The following three charts show the effects for SPAdes on C. difficile with different coverages. With BWA remapping the percentage of good targets decreases somewhat, but most of the incorrect allele calls are corrected.

For SKESA the improvement by the BWA remapping is much smaller as shown in the following charts (note the difference in scale of the Distance to Reference chart).

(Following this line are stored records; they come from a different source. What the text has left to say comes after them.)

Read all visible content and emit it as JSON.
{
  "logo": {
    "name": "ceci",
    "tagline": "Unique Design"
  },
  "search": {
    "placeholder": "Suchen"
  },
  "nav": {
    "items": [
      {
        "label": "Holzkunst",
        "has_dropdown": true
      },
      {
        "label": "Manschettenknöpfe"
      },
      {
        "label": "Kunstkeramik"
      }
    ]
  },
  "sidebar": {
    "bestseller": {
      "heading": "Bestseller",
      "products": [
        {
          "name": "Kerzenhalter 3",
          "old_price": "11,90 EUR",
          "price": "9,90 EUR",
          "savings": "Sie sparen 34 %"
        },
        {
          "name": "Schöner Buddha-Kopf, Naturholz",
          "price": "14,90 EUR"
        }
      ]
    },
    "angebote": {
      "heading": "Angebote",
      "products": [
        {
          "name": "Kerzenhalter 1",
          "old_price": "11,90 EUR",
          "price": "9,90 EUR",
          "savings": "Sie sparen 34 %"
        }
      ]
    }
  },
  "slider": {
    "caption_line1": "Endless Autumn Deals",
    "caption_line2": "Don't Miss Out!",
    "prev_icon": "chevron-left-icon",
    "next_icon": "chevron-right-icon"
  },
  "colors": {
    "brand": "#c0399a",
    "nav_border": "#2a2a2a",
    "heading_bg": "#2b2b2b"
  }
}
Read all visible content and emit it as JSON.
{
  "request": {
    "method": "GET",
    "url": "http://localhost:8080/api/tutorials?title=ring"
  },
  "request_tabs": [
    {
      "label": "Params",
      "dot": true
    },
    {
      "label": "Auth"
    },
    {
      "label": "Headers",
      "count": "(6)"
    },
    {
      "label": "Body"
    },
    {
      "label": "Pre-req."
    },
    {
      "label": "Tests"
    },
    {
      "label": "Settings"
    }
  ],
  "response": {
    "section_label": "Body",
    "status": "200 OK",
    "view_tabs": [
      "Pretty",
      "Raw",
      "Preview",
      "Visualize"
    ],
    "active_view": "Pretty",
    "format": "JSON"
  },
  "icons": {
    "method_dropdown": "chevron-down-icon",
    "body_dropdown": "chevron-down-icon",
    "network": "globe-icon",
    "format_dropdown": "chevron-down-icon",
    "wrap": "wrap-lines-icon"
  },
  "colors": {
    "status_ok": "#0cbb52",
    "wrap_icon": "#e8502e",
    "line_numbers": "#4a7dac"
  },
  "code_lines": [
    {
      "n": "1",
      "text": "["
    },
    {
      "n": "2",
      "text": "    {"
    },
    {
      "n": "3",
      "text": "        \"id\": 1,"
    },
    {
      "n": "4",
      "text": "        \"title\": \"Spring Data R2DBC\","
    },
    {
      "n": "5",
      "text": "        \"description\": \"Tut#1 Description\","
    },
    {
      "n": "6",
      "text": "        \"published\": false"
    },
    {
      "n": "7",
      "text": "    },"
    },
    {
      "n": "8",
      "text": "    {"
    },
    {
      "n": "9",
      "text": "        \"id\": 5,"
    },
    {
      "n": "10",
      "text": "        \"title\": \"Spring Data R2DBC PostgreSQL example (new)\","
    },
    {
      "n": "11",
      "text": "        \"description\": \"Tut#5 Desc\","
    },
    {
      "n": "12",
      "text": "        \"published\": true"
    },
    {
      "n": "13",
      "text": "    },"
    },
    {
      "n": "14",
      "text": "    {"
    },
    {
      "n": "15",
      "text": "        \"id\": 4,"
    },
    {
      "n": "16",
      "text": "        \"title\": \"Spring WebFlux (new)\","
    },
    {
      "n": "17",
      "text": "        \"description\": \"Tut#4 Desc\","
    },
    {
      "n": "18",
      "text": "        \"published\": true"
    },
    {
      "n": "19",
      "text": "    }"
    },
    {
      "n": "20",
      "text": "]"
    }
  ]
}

Percentage of Good cgMLST Targets / N50 from Mixed Culture

DNA of S. aureus strain COL (NC_002951; 2.8 MBases genome) and Enterococcus faecium strain ATCC BAA-472 (NC_017960.1; 3 MBases genome) were mixed with 60:40 and 90:10 ratios, respectively. Re-sequencing of 250bp PE Nextera XT libraries was done on a MiSeq. Resulting reads were downsampled to different estimated coverages relative to the COL genome size and processed with SeqSphere+ using a Staphylococcus aureus cgMLST reference-only scheme with 2,486 targets. The SKESA and SPAdes assembler were run without BWA remapping. For comparison also the pure culture data of the COL strain are shown in the graphs.

SKESA

SPAdes

Velvet

Summary

The claims of the authors of the SKESA publication that were checked could be verified. SKESA is a very conservative assembler that tolerates up to 10% contaminating reads. Although not documented here, SKESA indeed scales very well with increasing compute power. In summary, SKESA produces very fast high quality de novo assemblies that are very well suited for cgMLST allele calling.